Herr Kolitsch, das Thema ELTIF 2.0 wird derzeit durchaus kontrovers in der Branche diskutiert. Worin liegen die Chancen des Investmentvehikels, das durch die Reform neuen Rückenwind erhalten soll?
Kolitsch: Mich hat der ELTIF 1.0 eigentlich nicht wirklich überzeugt. Zum einen war das Produkt overengineert, zum anderen war es auch von der gesamten Vertriebsseite zu kompliziert. ELTIF 2.0 war für uns jedoch ein deutliches Signal, sich mit dem Thema näher zu beschäftigen und unsere Kernkompetenzen im Bereich Private Credit zu nutzen und unseren ersten ELTIF aufzulegen. Der ELTIF 2.0 ist deutlich flexibler. Da hat die EU-Kommission einen wirklich guten Job gemacht. Es gibt Erleichterungen bei Eigen- und Fremdkapital und man kann auch ein Dachfondskonzept aufsetzen. Das neue Vehikel hat eine maßgeschneiderte Struktur für den Endanleger mit sehr liberalen Zulassungsbedingungen, allerdings auch mit einer kleinen Hürde die Abwicklung betreffend.
Wo hakt es noch?
Kolitsch: Es muss das Ziel sein, den ELTIF zukünftig Seite an Seite mit liquiden Anlagen, Aktienanlagen und Anleihenanlagen in einem Portfolio zu verwalten. Es gibt bei Privatanlagen aber in der Regel gewisse Liquiditätseinschränkungen. Grundsätzlich hat uns aber die Reform überzeugt, den M&G Corporate Credit Opportunities ELTIF aufzulegen. Wir machen das mit unserem internen Investor, der das Produkt mit 500 Millionen Euro Startkapital versehen hat. Die Nachfrage ist gut, das Interesse ist hoch. Es gibt kaum eine Gesellschaft, die sich aktuell nicht mit dem Thema beschäftigt. Sie merken meine Begeisterung, ich sehe durchaus eine große Zukunft für das Thema, bei allen Herausforderungen, um diese Assetklassen im Privatkundenmarkt zu etablieren.

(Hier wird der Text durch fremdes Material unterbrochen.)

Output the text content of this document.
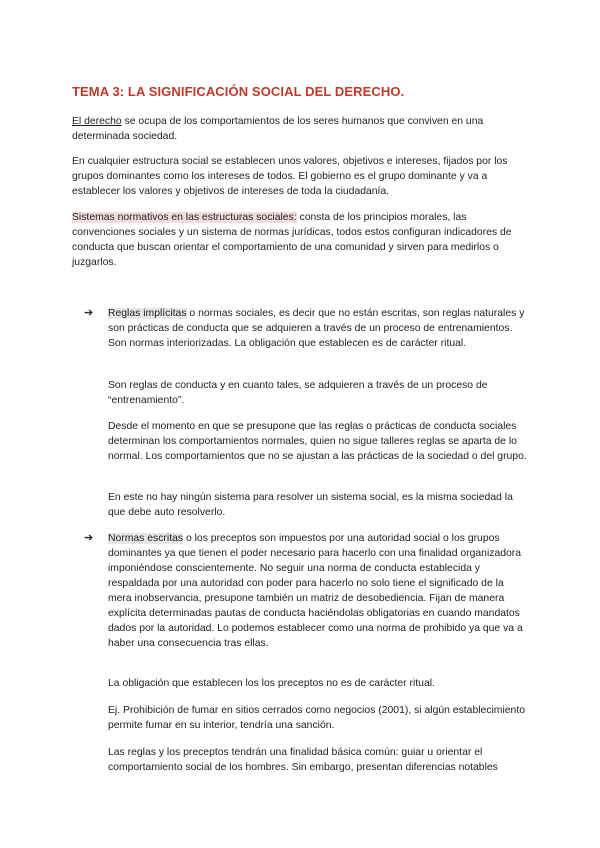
TEMA 3: LA SIGNIFICACIÓN SOCIAL DEL DERECHO.

El derecho se ocupa de los comportamientos de los seres humanos que conviven en una determinada sociedad.

En cualquier estructura social se establecen unos valores, objetivos e intereses, fijados por los grupos dominantes como los intereses de todos. El gobierno es el grupo dominante y va a establecer los valores y objetivos de intereses de toda la ciudadanía.

Sistemas normativos en las estructuras sociales: consta de los principios morales, las convenciones sociales y un sistema de normas jurídicas, todos estos configuran indicadores de conducta que buscan orientar el comportamiento de una comunidad y sirven para medirlos o juzgarlos.

➔ Reglas implícitas o normas sociales, es decir que no están escritas, son reglas naturales y son prácticas de conducta que se adquieren a través de un proceso de entrenamientos. Son normas interiorizadas. La obligación que establecen es de carácter ritual.

Son reglas de conducta y en cuanto tales, se adquieren a través de un proceso de “entrenamiento”.

Desde el momento en que se presupone que las reglas o prácticas de conducta sociales determinan los comportamientos normales, quien no sigue talleres reglas se aparta de lo normal. Los comportamientos que no se ajustan a las prácticas de la sociedad o del grupo.

En este no hay ningún sistema para resolver un sistema social, es la misma sociedad la que debe auto resolverlo.

➔ Normas escritas o los preceptos son impuestos por una autoridad social o los grupos dominantes ya que tienen el poder necesario para hacerlo con una finalidad organizadora imponiéndose conscientemente. No seguir una norma de conducta establecida y respaldada por una autoridad con poder para hacerlo no solo tiene el significado de la mera inobservancia, presupone también un matriz de desobediencia. Fijan de manera explícita determinadas pautas de conducta haciéndolas obligatorias en cuando mandatos dados por la autoridad. Lo podemos establecer como una norma de prohibido ya que va a haber una consecuencia tras ellas.

La obligación que establecen los los preceptos no es de carácter ritual.

Ej. Prohibición de fumar en sitios cerrados como negocios (2001), si algún establecimiento permite fumar en su interior, tendría una sanción.

Las reglas y los preceptos tendrán una finalidad básica común: guiar u orientar el comportamiento social de los hombres. Sin embargo, presentan diferencias notables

Sind auch noch andere Segmente für dieses Vehikel attraktiv?
Kolitsch: Ich glaube, dass sich in den kommenden Jahren hochspannende attraktive Anlageklassen in ELTIFs etablieren werden. Entscheidend ist allerdings die Wahl der richtigen Struktur. Für unseren ersten ELTIF haben wir eine offene Struktur gewählt, ähnlich wie bei den offenen Immobilienfonds. Offen heißt in diesem Fall lang laufend und mit gewissen Liquiditätspunkten versehen – monatlich, quartalsweise, jährlich und dementsprechend das Produkt ausgestalten. Das müssen Asset Manager dem Kunden bieten. Eine Voraussetzung dafür sind natürlich Anlageklassen, die diese Liquidität bieten. Kapitalabrufe wie bei geschlossenen Fonds sind im Geschäft mit Privatkunden nicht üblich. Ich glaube daher, dass sich offene Strukturen zukünftig durchsetzen werden. Im Privatkreditmarkt sehen wir ganz neue Entwicklungen und hochspannende Strategien. Das Gleiche gilt für den Infrastrukturbereich. Da wird es Transition-Strategien in verschiedenen thematischen Ausprägungen geben. Allerdings müssen sowohl Berater als auch Endkunden zunächst die Kenntnisse erlangen, um überhaupt die Komplexität des Privatanlagenmarktes zu verstehen. Das ist noch ein weiter Weg. Da sind wir als Asset Manager gefordert, die Ressourcen und die Vertriebsstrukturen zu schaffen, um die richtigen Informationen an den Kunden und an den Berater zu bringen. Es sind viele edukative Maßnahmen notwendig, um diese Assetklassen zu etablieren und zu erklären, warum es zukünftig notwendig sein wird, in diese zu investieren.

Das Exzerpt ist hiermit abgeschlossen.